Mosquitoes carrying Zika may make their way to the U.S.
While mosquitoes carrying the Zika virus haven’t been prevalent in the United States, a new study suggests that might change come summertime.
Computer simulations developed by researchers at the National Center for Atmospheric Research (NCAR) and the NASA Marshall Space Flight Center predict the Aedes aegypti mosquito, which carries the Zika virus, will arrive with the warmer weather in the southern United States and along the east coast.
According to the study, the mosquitoes need consistently warm temperatures and water to survive and for their eggs to hatch. Therefore, the population of the mosquito is expected to begin rising in the southern U.S. as early as April and hit its peak July through September.

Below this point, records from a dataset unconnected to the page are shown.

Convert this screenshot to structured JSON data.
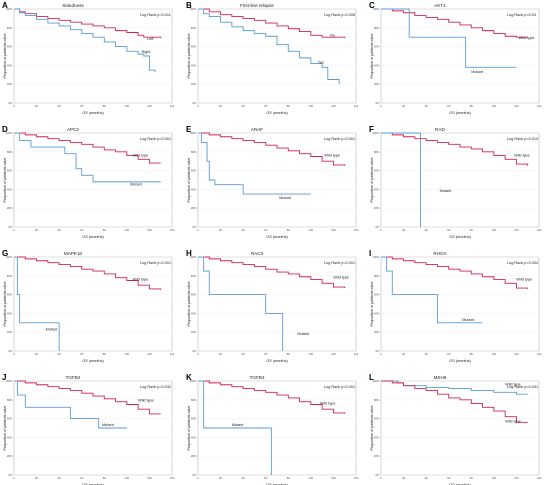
{
  "colors": {
    "red": "#d2234e",
    "blue": "#5a9bd5",
    "grid": "#eeeeee",
    "frame": "#999999"
  },
  "common": {
    "xlabel": "OS (months)",
    "ylabel": "Proportion of patients alive",
    "xticks": [
      "0",
      "20",
      "40",
      "60",
      "80",
      "100",
      "120",
      "140"
    ],
    "yticks": [
      "0%",
      "20%",
      "40%",
      "60%",
      "80%",
      "100%"
    ]
  },
  "chart_data": [
    {
      "panel": "A",
      "type": "line",
      "title": "Sidedness",
      "log_rank": "Log Rank p=0.011",
      "xlim": [
        0,
        140
      ],
      "ylim": [
        0,
        1
      ],
      "series": [
        {
          "name": "Left",
          "color": "red",
          "label_xy": [
            118,
            0.67
          ],
          "x": [
            0,
            5,
            10,
            20,
            30,
            40,
            50,
            60,
            70,
            80,
            90,
            100,
            110,
            115,
            130
          ],
          "y": [
            1,
            0.97,
            0.95,
            0.92,
            0.9,
            0.88,
            0.86,
            0.84,
            0.82,
            0.8,
            0.77,
            0.75,
            0.72,
            0.7,
            0.69
          ]
        },
        {
          "name": "Right",
          "color": "blue",
          "label_xy": [
            113,
            0.53
          ],
          "x": [
            0,
            5,
            10,
            20,
            30,
            40,
            50,
            60,
            70,
            80,
            90,
            100,
            110,
            115,
            120,
            125
          ],
          "y": [
            1,
            0.96,
            0.93,
            0.89,
            0.85,
            0.82,
            0.78,
            0.74,
            0.7,
            0.65,
            0.6,
            0.55,
            0.52,
            0.5,
            0.35,
            0.33
          ]
        }
      ]
    },
    {
      "panel": "B",
      "type": "line",
      "title": "First-line relapse",
      "log_rank": "Log Rank p=0.008",
      "xlim": [
        0,
        140
      ],
      "ylim": [
        0,
        1
      ],
      "series": [
        {
          "name": "No",
          "color": "red",
          "label_xy": [
            117,
            0.71
          ],
          "x": [
            0,
            10,
            20,
            30,
            40,
            50,
            60,
            70,
            80,
            90,
            100,
            110,
            130
          ],
          "y": [
            1,
            0.97,
            0.94,
            0.92,
            0.9,
            0.88,
            0.85,
            0.82,
            0.79,
            0.76,
            0.72,
            0.7,
            0.69
          ]
        },
        {
          "name": "Yes",
          "color": "blue",
          "label_xy": [
            106,
            0.42
          ],
          "x": [
            0,
            5,
            10,
            20,
            30,
            40,
            50,
            60,
            70,
            80,
            90,
            100,
            110,
            115,
            125
          ],
          "y": [
            1,
            0.95,
            0.92,
            0.86,
            0.81,
            0.77,
            0.74,
            0.71,
            0.62,
            0.55,
            0.48,
            0.42,
            0.38,
            0.25,
            0.2
          ]
        }
      ]
    },
    {
      "panel": "C",
      "type": "line",
      "title": "AKT1",
      "log_rank": "Log Rank p=0.03",
      "xlim": [
        0,
        140
      ],
      "ylim": [
        0,
        1
      ],
      "series": [
        {
          "name": "Wild type",
          "color": "red",
          "label_xy": [
            122,
            0.68
          ],
          "x": [
            0,
            10,
            20,
            30,
            40,
            50,
            60,
            70,
            80,
            90,
            100,
            110,
            120,
            130
          ],
          "y": [
            1,
            0.98,
            0.96,
            0.93,
            0.91,
            0.89,
            0.86,
            0.83,
            0.8,
            0.77,
            0.74,
            0.71,
            0.7,
            0.7
          ]
        },
        {
          "name": "Mutant",
          "color": "blue",
          "label_xy": [
            80,
            0.32
          ],
          "x": [
            0,
            8,
            25,
            60,
            75,
            100,
            120
          ],
          "y": [
            1,
            1,
            0.7,
            0.7,
            0.38,
            0.38,
            0.38
          ]
        }
      ]
    },
    {
      "panel": "D",
      "type": "line",
      "title": "APC2",
      "log_rank": "Log Rank p=0.001",
      "xlim": [
        0,
        140
      ],
      "ylim": [
        0,
        1
      ],
      "series": [
        {
          "name": "Wild type",
          "color": "red",
          "label_xy": [
            105,
            0.75
          ],
          "x": [
            0,
            10,
            20,
            30,
            40,
            50,
            60,
            70,
            80,
            90,
            100,
            110,
            120,
            130
          ],
          "y": [
            1,
            0.98,
            0.96,
            0.94,
            0.92,
            0.9,
            0.88,
            0.85,
            0.82,
            0.8,
            0.76,
            0.72,
            0.68,
            0.68
          ]
        },
        {
          "name": "Mutant",
          "color": "blue",
          "label_xy": [
            103,
            0.44
          ],
          "x": [
            0,
            5,
            15,
            25,
            40,
            45,
            55,
            60,
            70,
            90,
            110,
            130
          ],
          "y": [
            1,
            0.92,
            0.85,
            0.85,
            0.85,
            0.78,
            0.62,
            0.55,
            0.48,
            0.48,
            0.48,
            0.48
          ]
        }
      ]
    },
    {
      "panel": "E",
      "type": "line",
      "title": "ARAF",
      "log_rank": "Log Rank p=0.001",
      "xlim": [
        0,
        140
      ],
      "ylim": [
        0,
        1
      ],
      "series": [
        {
          "name": "Wild type",
          "color": "red",
          "label_xy": [
            112,
            0.75
          ],
          "x": [
            0,
            10,
            20,
            30,
            40,
            50,
            60,
            70,
            80,
            90,
            100,
            110,
            120,
            130
          ],
          "y": [
            1,
            0.98,
            0.96,
            0.94,
            0.92,
            0.9,
            0.87,
            0.84,
            0.81,
            0.78,
            0.75,
            0.7,
            0.66,
            0.65
          ]
        },
        {
          "name": "Mutant",
          "color": "blue",
          "label_xy": [
            72,
            0.3
          ],
          "x": [
            0,
            3,
            8,
            10,
            15,
            20,
            40,
            60,
            80,
            100
          ],
          "y": [
            1,
            0.9,
            0.7,
            0.5,
            0.45,
            0.45,
            0.35,
            0.35,
            0.35,
            0.35
          ]
        }
      ]
    },
    {
      "panel": "F",
      "type": "line",
      "title": "RAD",
      "log_rank": "Log Rank p=0.013",
      "xlim": [
        0,
        140
      ],
      "ylim": [
        0,
        1
      ],
      "series": [
        {
          "name": "Wild type",
          "color": "red",
          "label_xy": [
            118,
            0.75
          ],
          "x": [
            0,
            10,
            20,
            30,
            40,
            50,
            60,
            70,
            80,
            90,
            100,
            110,
            120,
            130
          ],
          "y": [
            1,
            0.98,
            0.96,
            0.94,
            0.92,
            0.9,
            0.88,
            0.85,
            0.83,
            0.8,
            0.76,
            0.72,
            0.67,
            0.65
          ]
        },
        {
          "name": "Mutant",
          "color": "blue",
          "label_xy": [
            52,
            0.37
          ],
          "x": [
            0,
            35,
            35
          ],
          "y": [
            1,
            1,
            0
          ]
        }
      ]
    },
    {
      "panel": "G",
      "type": "line",
      "title": "MAPK10",
      "log_rank": "Log Rank p<0.001",
      "xlim": [
        0,
        140
      ],
      "ylim": [
        0,
        1
      ],
      "series": [
        {
          "name": "Wild type",
          "color": "red",
          "label_xy": [
            105,
            0.75
          ],
          "x": [
            0,
            10,
            20,
            30,
            40,
            50,
            60,
            70,
            80,
            90,
            100,
            110,
            120,
            130
          ],
          "y": [
            1,
            0.98,
            0.96,
            0.94,
            0.92,
            0.9,
            0.87,
            0.85,
            0.82,
            0.78,
            0.75,
            0.7,
            0.66,
            0.65
          ]
        },
        {
          "name": "Mutant",
          "color": "blue",
          "label_xy": [
            28,
            0.22
          ],
          "x": [
            0,
            3,
            5,
            8,
            30,
            40,
            40
          ],
          "y": [
            1,
            0.6,
            0.3,
            0.3,
            0.3,
            0.3,
            0
          ]
        }
      ]
    },
    {
      "panel": "H",
      "type": "line",
      "title": "RAC3",
      "log_rank": "Log Rank p<0.001",
      "xlim": [
        0,
        140
      ],
      "ylim": [
        0,
        1
      ],
      "series": [
        {
          "name": "Wild type",
          "color": "red",
          "label_xy": [
            120,
            0.77
          ],
          "x": [
            0,
            10,
            20,
            30,
            40,
            50,
            60,
            70,
            80,
            90,
            100,
            110,
            120,
            130
          ],
          "y": [
            1,
            0.98,
            0.96,
            0.94,
            0.92,
            0.9,
            0.87,
            0.84,
            0.82,
            0.79,
            0.76,
            0.72,
            0.68,
            0.67
          ]
        },
        {
          "name": "Mutant",
          "color": "blue",
          "label_xy": [
            88,
            0.17
          ],
          "x": [
            0,
            5,
            10,
            30,
            60,
            60,
            75,
            75
          ],
          "y": [
            1,
            0.85,
            0.6,
            0.6,
            0.6,
            0.4,
            0.4,
            0
          ]
        }
      ]
    },
    {
      "panel": "I",
      "type": "line",
      "title": "RHOA",
      "log_rank": "Log Rank p=0.004",
      "xlim": [
        0,
        140
      ],
      "ylim": [
        0,
        1
      ],
      "series": [
        {
          "name": "Wild type",
          "color": "red",
          "label_xy": [
            120,
            0.75
          ],
          "x": [
            0,
            10,
            20,
            30,
            40,
            50,
            60,
            70,
            80,
            90,
            100,
            110,
            120,
            130
          ],
          "y": [
            1,
            0.98,
            0.96,
            0.94,
            0.92,
            0.9,
            0.87,
            0.85,
            0.82,
            0.79,
            0.76,
            0.72,
            0.67,
            0.66
          ]
        },
        {
          "name": "Mutant",
          "color": "blue",
          "label_xy": [
            72,
            0.32
          ],
          "x": [
            0,
            5,
            10,
            40,
            50,
            50,
            70,
            90
          ],
          "y": [
            1,
            0.85,
            0.6,
            0.6,
            0.6,
            0.3,
            0.3,
            0.3
          ]
        }
      ]
    },
    {
      "panel": "J",
      "type": "line",
      "title": "TGFB2",
      "log_rank": "Log Rank p=0.032",
      "xlim": [
        0,
        140
      ],
      "ylim": [
        0,
        1
      ],
      "series": [
        {
          "name": "Wild type",
          "color": "red",
          "label_xy": [
            110,
            0.78
          ],
          "x": [
            0,
            10,
            20,
            30,
            40,
            50,
            60,
            70,
            80,
            90,
            100,
            110,
            120,
            130
          ],
          "y": [
            1,
            0.98,
            0.96,
            0.94,
            0.92,
            0.9,
            0.87,
            0.84,
            0.81,
            0.78,
            0.75,
            0.7,
            0.65,
            0.65
          ]
        },
        {
          "name": "Mutant",
          "color": "blue",
          "label_xy": [
            78,
            0.52
          ],
          "x": [
            0,
            3,
            10,
            40,
            50,
            70,
            75,
            80,
            100
          ],
          "y": [
            1,
            0.85,
            0.72,
            0.72,
            0.6,
            0.6,
            0.5,
            0.5,
            0.5
          ]
        }
      ]
    },
    {
      "panel": "K",
      "type": "line",
      "title": "TGFB3",
      "log_rank": "Log Rank p<0.001",
      "xlim": [
        0,
        140
      ],
      "ylim": [
        0,
        1
      ],
      "series": [
        {
          "name": "Wild type",
          "color": "red",
          "label_xy": [
            108,
            0.75
          ],
          "x": [
            0,
            10,
            20,
            30,
            40,
            50,
            60,
            70,
            80,
            90,
            100,
            110,
            120,
            130
          ],
          "y": [
            1,
            0.98,
            0.96,
            0.94,
            0.92,
            0.9,
            0.88,
            0.85,
            0.82,
            0.78,
            0.75,
            0.7,
            0.66,
            0.65
          ]
        },
        {
          "name": "Mutant",
          "color": "blue",
          "label_xy": [
            30,
            0.52
          ],
          "x": [
            0,
            5,
            5,
            65,
            65
          ],
          "y": [
            1,
            1,
            0.5,
            0.5,
            0
          ]
        }
      ]
    },
    {
      "panel": "L",
      "type": "line",
      "title": "MSH6",
      "log_rank": "Log Rank p=0.031",
      "xlim": [
        0,
        140
      ],
      "ylim": [
        0,
        1
      ],
      "series": [
        {
          "name": "Wild type",
          "color": "blue",
          "label_xy": [
            110,
            0.95
          ],
          "x": [
            0,
            15,
            20,
            40,
            60,
            80,
            100,
            120,
            130
          ],
          "y": [
            1,
            0.98,
            0.95,
            0.93,
            0.92,
            0.9,
            0.88,
            0.86,
            0.86
          ]
        },
        {
          "name": "Wild type",
          "color": "red",
          "label_xy": [
            110,
            0.56
          ],
          "x": [
            0,
            10,
            20,
            30,
            40,
            50,
            60,
            70,
            80,
            90,
            100,
            110,
            120,
            130
          ],
          "y": [
            1,
            0.98,
            0.95,
            0.92,
            0.9,
            0.86,
            0.82,
            0.8,
            0.76,
            0.72,
            0.68,
            0.62,
            0.56,
            0.56
          ]
        }
      ]
    }
  ]
}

“Although this risk is theoretical at this time, people can track the travel advisories provided by the CDC and should be aware of the potential risk when living in or traveling to the southeastern United States during the warmer months,” says Dr. James Malow, an infectious disease specialist at Advocate Illinois Masonic Medical Center in Chicago. “Always use mosquito repellent when appropriate to reduce your chances of being bitten.”
In addition to weather, researchers also factored in socioeconomic status and travel to the U.S. from areas that have experienced Zika outbreaks. While the summertime peak in air travel coincides with the peak season for mosquitoes, they found that a larger number of people cross into the U.S. via the border with Mexico, which could create a higher risk of the Zika virus for states like Texas and California.

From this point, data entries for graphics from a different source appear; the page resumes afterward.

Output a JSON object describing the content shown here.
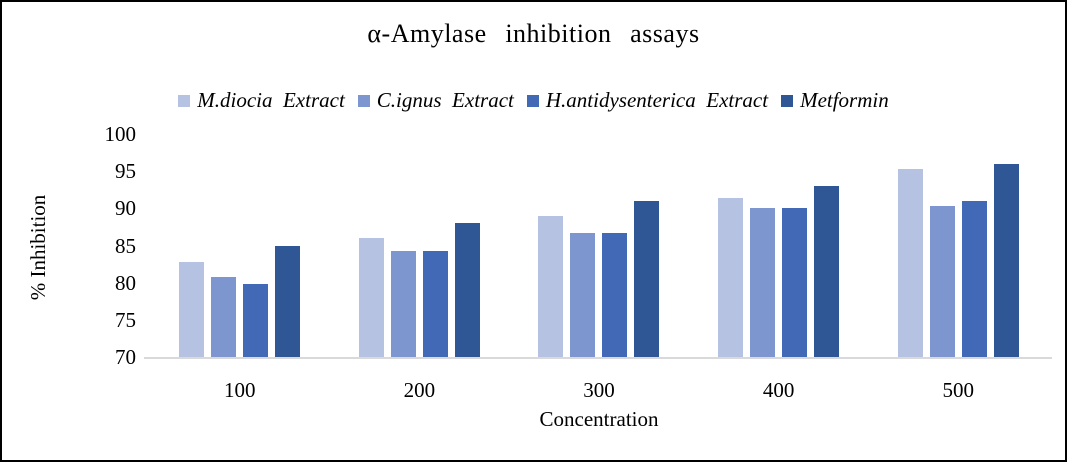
{
  "frame": {
    "background": "#ffffff",
    "border_color": "#000000"
  },
  "chart_data": {
    "type": "bar",
    "title": "α-Amylase inhibition assays",
    "xlabel": "Concentration",
    "ylabel": "% Inhibition",
    "ylim": [
      70,
      100
    ],
    "y_ticks": [
      70,
      75,
      80,
      85,
      90,
      95,
      100
    ],
    "categories": [
      "100",
      "200",
      "300",
      "400",
      "500"
    ],
    "series": [
      {
        "name": "M.diocia Extract",
        "color": "#b5c2e2",
        "values": [
          82.8,
          86.0,
          89.0,
          91.4,
          95.3
        ]
      },
      {
        "name": "C.ignus Extract",
        "color": "#7e96d0",
        "values": [
          80.8,
          84.3,
          86.7,
          90.0,
          90.3
        ]
      },
      {
        "name": "H.antidysenterica Extract",
        "color": "#4169b5",
        "values": [
          79.8,
          84.3,
          86.7,
          90.0,
          91.0
        ]
      },
      {
        "name": "Metformin",
        "color": "#2f5795",
        "values": [
          85.0,
          88.0,
          91.0,
          93.0,
          96.0
        ]
      }
    ],
    "legend_position": "top",
    "grid": false,
    "axis_line_color": "#d9d9d9"
  }
}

The study also encourages those living without air conditioning or with torn or missing screens to exercise extra caution, as these factors could allow mosquitoes to enter homes and thrive more easily.

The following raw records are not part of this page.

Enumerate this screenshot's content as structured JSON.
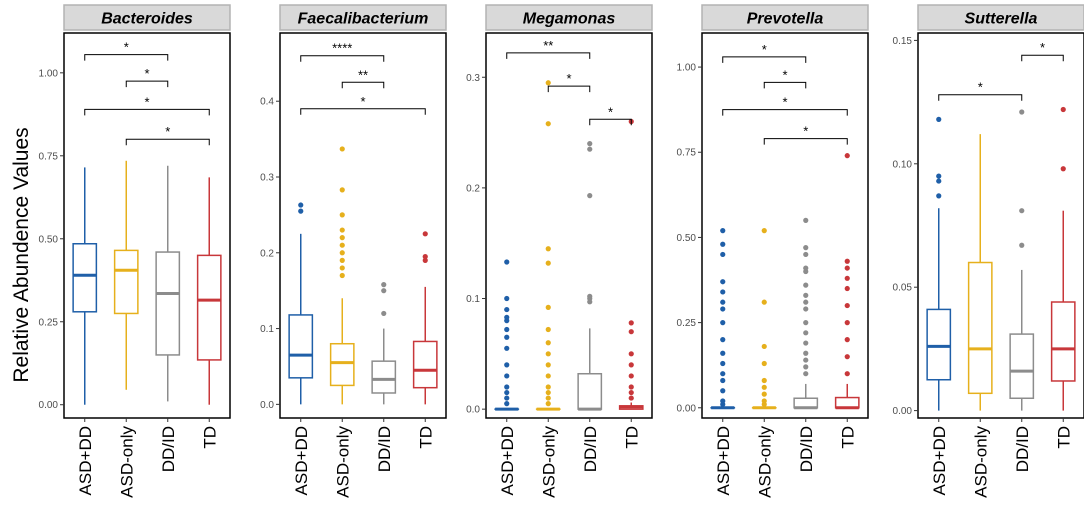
{
  "chart_data": {
    "type": "box",
    "ylabel": "Relative Abundence Values",
    "categories": [
      "ASD+DD",
      "ASD-only",
      "DD/ID",
      "TD"
    ],
    "colors": [
      "#1f5fa8",
      "#e6b01c",
      "#8c8c8c",
      "#c8373a"
    ],
    "panels": [
      {
        "title": "Bacteroides",
        "ylim": [
          -0.04,
          1.12
        ],
        "yticks": [
          0,
          0.25,
          0.5,
          0.75,
          1
        ],
        "tick_labels": [
          "0.00",
          "0.25",
          "0.50",
          "0.75",
          "1.00"
        ],
        "boxes": [
          {
            "q1": 0.28,
            "median": 0.39,
            "q3": 0.485,
            "lo": 0.0,
            "hi": 0.715,
            "outliers": []
          },
          {
            "q1": 0.275,
            "median": 0.405,
            "q3": 0.465,
            "lo": 0.045,
            "hi": 0.735,
            "outliers": []
          },
          {
            "q1": 0.15,
            "median": 0.335,
            "q3": 0.46,
            "lo": 0.01,
            "hi": 0.72,
            "outliers": []
          },
          {
            "q1": 0.135,
            "median": 0.315,
            "q3": 0.45,
            "lo": 0.0,
            "hi": 0.685,
            "outliers": []
          }
        ],
        "brackets": [
          {
            "from": 0,
            "to": 2,
            "y": 1.055,
            "label": "*"
          },
          {
            "from": 1,
            "to": 2,
            "y": 0.975,
            "label": "*"
          },
          {
            "from": 0,
            "to": 3,
            "y": 0.89,
            "label": "*"
          },
          {
            "from": 1,
            "to": 3,
            "y": 0.8,
            "label": "*"
          }
        ]
      },
      {
        "title": "Faecalibacterium",
        "ylim": [
          -0.018,
          0.49
        ],
        "yticks": [
          0,
          0.1,
          0.2,
          0.3,
          0.4
        ],
        "tick_labels": [
          "0.0",
          "0.1",
          "0.2",
          "0.3",
          "0.4"
        ],
        "boxes": [
          {
            "q1": 0.035,
            "median": 0.065,
            "q3": 0.118,
            "lo": 0.0,
            "hi": 0.225,
            "outliers": [
              0.255,
              0.263
            ]
          },
          {
            "q1": 0.025,
            "median": 0.055,
            "q3": 0.08,
            "lo": 0.0,
            "hi": 0.14,
            "outliers": [
              0.17,
              0.18,
              0.19,
              0.2,
              0.21,
              0.22,
              0.23,
              0.25,
              0.283,
              0.337
            ]
          },
          {
            "q1": 0.015,
            "median": 0.033,
            "q3": 0.057,
            "lo": 0.0,
            "hi": 0.1,
            "outliers": [
              0.12,
              0.15,
              0.158
            ]
          },
          {
            "q1": 0.022,
            "median": 0.045,
            "q3": 0.083,
            "lo": 0.0,
            "hi": 0.155,
            "outliers": [
              0.19,
              0.195,
              0.225
            ]
          }
        ],
        "brackets": [
          {
            "from": 0,
            "to": 2,
            "y": 0.46,
            "label": "****"
          },
          {
            "from": 1,
            "to": 2,
            "y": 0.425,
            "label": "**"
          },
          {
            "from": 0,
            "to": 3,
            "y": 0.39,
            "label": "*"
          }
        ]
      },
      {
        "title": "Megamonas",
        "ylim": [
          -0.008,
          0.34
        ],
        "yticks": [
          0,
          0.1,
          0.2,
          0.3
        ],
        "tick_labels": [
          "0.0",
          "0.1",
          "0.2",
          "0.3"
        ],
        "boxes": [
          {
            "q1": 0.0,
            "median": 0.0,
            "q3": 0.0,
            "lo": 0.0,
            "hi": 0.0,
            "outliers": [
              0.005,
              0.01,
              0.015,
              0.02,
              0.03,
              0.04,
              0.055,
              0.065,
              0.072,
              0.08,
              0.083,
              0.09,
              0.1,
              0.133
            ]
          },
          {
            "q1": 0.0,
            "median": 0.0,
            "q3": 0.0,
            "lo": 0.0,
            "hi": 0.0,
            "outliers": [
              0.005,
              0.01,
              0.015,
              0.02,
              0.03,
              0.04,
              0.05,
              0.06,
              0.072,
              0.092,
              0.132,
              0.145,
              0.258,
              0.295
            ]
          },
          {
            "q1": 0.0,
            "median": 0.0,
            "q3": 0.032,
            "lo": 0.0,
            "hi": 0.073,
            "outliers": [
              0.097,
              0.1,
              0.102,
              0.193,
              0.235,
              0.24
            ]
          },
          {
            "q1": 0.0,
            "median": 0.002,
            "q3": 0.003,
            "lo": 0.0,
            "hi": 0.006,
            "outliers": [
              0.01,
              0.015,
              0.02,
              0.03,
              0.04,
              0.05,
              0.07,
              0.078,
              0.26
            ]
          }
        ],
        "brackets": [
          {
            "from": 0,
            "to": 2,
            "y": 0.322,
            "label": "**"
          },
          {
            "from": 1,
            "to": 2,
            "y": 0.292,
            "label": "*"
          },
          {
            "from": 2,
            "to": 3,
            "y": 0.262,
            "label": "*"
          }
        ]
      },
      {
        "title": "Prevotella",
        "ylim": [
          -0.03,
          1.1
        ],
        "yticks": [
          0,
          0.25,
          0.5,
          0.75,
          1
        ],
        "tick_labels": [
          "0.00",
          "0.25",
          "0.50",
          "0.75",
          "1.00"
        ],
        "boxes": [
          {
            "q1": 0.0,
            "median": 0.0,
            "q3": 0.0,
            "lo": 0.0,
            "hi": 0.0,
            "outliers": [
              0.01,
              0.02,
              0.05,
              0.08,
              0.1,
              0.13,
              0.16,
              0.2,
              0.25,
              0.29,
              0.31,
              0.34,
              0.37,
              0.45,
              0.48,
              0.52
            ]
          },
          {
            "q1": 0.0,
            "median": 0.0,
            "q3": 0.0,
            "lo": 0.0,
            "hi": 0.0,
            "outliers": [
              0.01,
              0.02,
              0.04,
              0.06,
              0.08,
              0.13,
              0.18,
              0.31,
              0.52
            ]
          },
          {
            "q1": 0.0,
            "median": 0.0,
            "q3": 0.028,
            "lo": 0.0,
            "hi": 0.07,
            "outliers": [
              0.1,
              0.12,
              0.14,
              0.16,
              0.19,
              0.22,
              0.25,
              0.29,
              0.31,
              0.33,
              0.36,
              0.4,
              0.41,
              0.45,
              0.47,
              0.55
            ]
          },
          {
            "q1": 0.0,
            "median": 0.0,
            "q3": 0.03,
            "lo": 0.0,
            "hi": 0.07,
            "outliers": [
              0.1,
              0.15,
              0.2,
              0.25,
              0.3,
              0.35,
              0.38,
              0.41,
              0.43,
              0.74
            ]
          }
        ],
        "brackets": [
          {
            "from": 0,
            "to": 2,
            "y": 1.03,
            "label": "*"
          },
          {
            "from": 1,
            "to": 2,
            "y": 0.955,
            "label": "*"
          },
          {
            "from": 0,
            "to": 3,
            "y": 0.875,
            "label": "*"
          },
          {
            "from": 1,
            "to": 3,
            "y": 0.79,
            "label": "*"
          }
        ]
      },
      {
        "title": "Sutterella",
        "ylim": [
          -0.003,
          0.153
        ],
        "yticks": [
          0,
          0.05,
          0.1,
          0.15
        ],
        "tick_labels": [
          "0.00",
          "0.05",
          "0.10",
          "0.15"
        ],
        "boxes": [
          {
            "q1": 0.0125,
            "median": 0.026,
            "q3": 0.041,
            "lo": 0.0,
            "hi": 0.082,
            "outliers": [
              0.087,
              0.093,
              0.095,
              0.118
            ]
          },
          {
            "q1": 0.007,
            "median": 0.025,
            "q3": 0.06,
            "lo": 0.0,
            "hi": 0.112,
            "outliers": []
          },
          {
            "q1": 0.005,
            "median": 0.016,
            "q3": 0.031,
            "lo": 0.0,
            "hi": 0.057,
            "outliers": [
              0.067,
              0.081,
              0.121
            ]
          },
          {
            "q1": 0.012,
            "median": 0.025,
            "q3": 0.044,
            "lo": 0.0,
            "hi": 0.081,
            "outliers": [
              0.098,
              0.122
            ]
          }
        ],
        "brackets": [
          {
            "from": 0,
            "to": 2,
            "y": 0.128,
            "label": "*"
          },
          {
            "from": 2,
            "to": 3,
            "y": 0.144,
            "label": "*"
          }
        ]
      }
    ]
  }
}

As the summer approaches, Dr. Malow recommends knowing the signs and symptoms of Zika in order to seek medical care and testing, if necessary, as quickly as possible. Symptoms include:
- Joint pain
- Red eyes
- Muscle pain
For those who do become infected with the Zika virus, it’s still important to minimize contact with other mosquitoes. If a mosquito bites a person infected with Zika, that mosquito could then spread the virus to others.